How does cash value accumulate?

Cash value accumulates through a portion of your premium payments, which are invested by the insurance company in a variety of assets such as stocks, bonds, or money market funds. The cash value grows tax-deferred, meaning you don’t pay taxes on the growth until you withdraw it.

How can I access the cash value of my policy?

You can access the cash value of your policy through policy loans or withdrawals. Policy loans allow you to borrow against the cash value of your policy, while withdrawals involve taking out a portion of the cash value. Both options have implications for the policy’s death benefit and may be subject to interest or fees.

What happens if I surrender my cash value life insurance policy?

If you surrender your cash value life insurance policy, you’ll receive the cash surrender value, which is the amount of cash value accumulated minus any surrender charges or fees imposed by the insurance company. Surrendering the policy terminates coverage, so it’s essential to consider the implications before making this decision.

Can I use the cash value of my policy to pay premiums?
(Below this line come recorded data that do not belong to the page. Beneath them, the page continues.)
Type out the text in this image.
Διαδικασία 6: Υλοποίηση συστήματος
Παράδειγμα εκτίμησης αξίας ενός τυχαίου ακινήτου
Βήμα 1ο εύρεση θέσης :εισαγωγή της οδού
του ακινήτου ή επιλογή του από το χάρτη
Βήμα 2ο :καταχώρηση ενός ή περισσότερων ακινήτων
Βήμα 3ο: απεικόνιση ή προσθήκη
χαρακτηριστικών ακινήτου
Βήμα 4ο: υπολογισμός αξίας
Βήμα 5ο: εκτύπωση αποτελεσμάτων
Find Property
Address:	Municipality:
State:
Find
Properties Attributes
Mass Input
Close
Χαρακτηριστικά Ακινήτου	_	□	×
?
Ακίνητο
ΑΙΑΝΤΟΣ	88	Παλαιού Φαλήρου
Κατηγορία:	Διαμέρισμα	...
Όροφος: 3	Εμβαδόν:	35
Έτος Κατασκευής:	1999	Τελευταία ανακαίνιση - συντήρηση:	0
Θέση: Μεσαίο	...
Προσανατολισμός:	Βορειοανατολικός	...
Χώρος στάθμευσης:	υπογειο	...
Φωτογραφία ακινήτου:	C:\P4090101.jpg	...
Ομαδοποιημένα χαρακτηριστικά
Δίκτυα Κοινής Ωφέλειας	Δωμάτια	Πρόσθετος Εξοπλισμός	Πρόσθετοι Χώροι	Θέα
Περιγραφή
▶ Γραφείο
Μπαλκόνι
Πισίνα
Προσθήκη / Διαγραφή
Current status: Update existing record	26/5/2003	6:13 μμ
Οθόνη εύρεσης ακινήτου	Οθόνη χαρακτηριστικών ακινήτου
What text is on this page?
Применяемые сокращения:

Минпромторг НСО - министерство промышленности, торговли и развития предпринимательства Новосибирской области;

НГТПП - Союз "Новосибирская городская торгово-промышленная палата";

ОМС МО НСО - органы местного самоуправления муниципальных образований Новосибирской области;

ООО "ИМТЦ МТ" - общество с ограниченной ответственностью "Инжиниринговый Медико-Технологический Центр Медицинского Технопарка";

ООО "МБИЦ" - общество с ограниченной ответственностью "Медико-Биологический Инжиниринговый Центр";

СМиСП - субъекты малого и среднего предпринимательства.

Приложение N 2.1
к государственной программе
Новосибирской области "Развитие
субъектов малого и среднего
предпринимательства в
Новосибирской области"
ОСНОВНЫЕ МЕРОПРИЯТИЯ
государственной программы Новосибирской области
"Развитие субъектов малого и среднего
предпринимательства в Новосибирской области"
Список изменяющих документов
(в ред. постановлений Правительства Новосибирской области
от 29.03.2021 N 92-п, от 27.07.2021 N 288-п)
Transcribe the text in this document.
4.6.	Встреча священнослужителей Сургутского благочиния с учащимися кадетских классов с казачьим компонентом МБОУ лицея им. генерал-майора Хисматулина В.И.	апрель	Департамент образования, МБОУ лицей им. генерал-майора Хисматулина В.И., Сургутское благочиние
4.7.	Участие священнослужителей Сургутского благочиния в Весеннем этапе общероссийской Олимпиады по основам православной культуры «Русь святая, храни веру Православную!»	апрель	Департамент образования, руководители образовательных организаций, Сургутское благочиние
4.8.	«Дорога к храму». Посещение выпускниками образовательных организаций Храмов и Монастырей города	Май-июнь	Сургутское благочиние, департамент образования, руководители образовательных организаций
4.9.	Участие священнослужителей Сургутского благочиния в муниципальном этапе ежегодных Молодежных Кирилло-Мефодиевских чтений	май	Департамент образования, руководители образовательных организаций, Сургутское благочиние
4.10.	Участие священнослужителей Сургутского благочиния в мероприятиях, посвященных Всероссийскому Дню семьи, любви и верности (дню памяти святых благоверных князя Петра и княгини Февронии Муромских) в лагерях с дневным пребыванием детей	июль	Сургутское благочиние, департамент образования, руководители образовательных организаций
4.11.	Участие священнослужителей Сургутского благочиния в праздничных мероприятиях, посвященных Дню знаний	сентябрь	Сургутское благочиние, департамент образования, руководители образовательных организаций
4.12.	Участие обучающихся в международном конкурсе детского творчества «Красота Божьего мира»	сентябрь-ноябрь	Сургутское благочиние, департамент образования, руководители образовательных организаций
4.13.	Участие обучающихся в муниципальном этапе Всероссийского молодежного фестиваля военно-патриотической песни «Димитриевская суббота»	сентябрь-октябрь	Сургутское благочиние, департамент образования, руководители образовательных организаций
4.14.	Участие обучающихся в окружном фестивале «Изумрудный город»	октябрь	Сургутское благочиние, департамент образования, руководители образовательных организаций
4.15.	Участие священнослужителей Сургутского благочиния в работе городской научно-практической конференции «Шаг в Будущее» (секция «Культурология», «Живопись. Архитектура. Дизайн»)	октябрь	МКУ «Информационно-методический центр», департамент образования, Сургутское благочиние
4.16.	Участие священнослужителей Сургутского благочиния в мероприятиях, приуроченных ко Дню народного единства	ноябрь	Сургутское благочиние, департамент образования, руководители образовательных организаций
Depending on the type of policy you have, you may have the option to use the cash value to pay premiums. This feature, known as “premium offset,” allows you to reduce or eliminate out-of-pocket premium payments by using the cash value to cover the cost of insurance.

Is cash value life insurance right for me?

Whether cash value life insurance is right for you depends on your financial goals, risk tolerance, and insurance needs. It’s essential to carefully evaluate the features and costs of different policies. Also, consult with a financial advisor to determine the best option for your specific situation.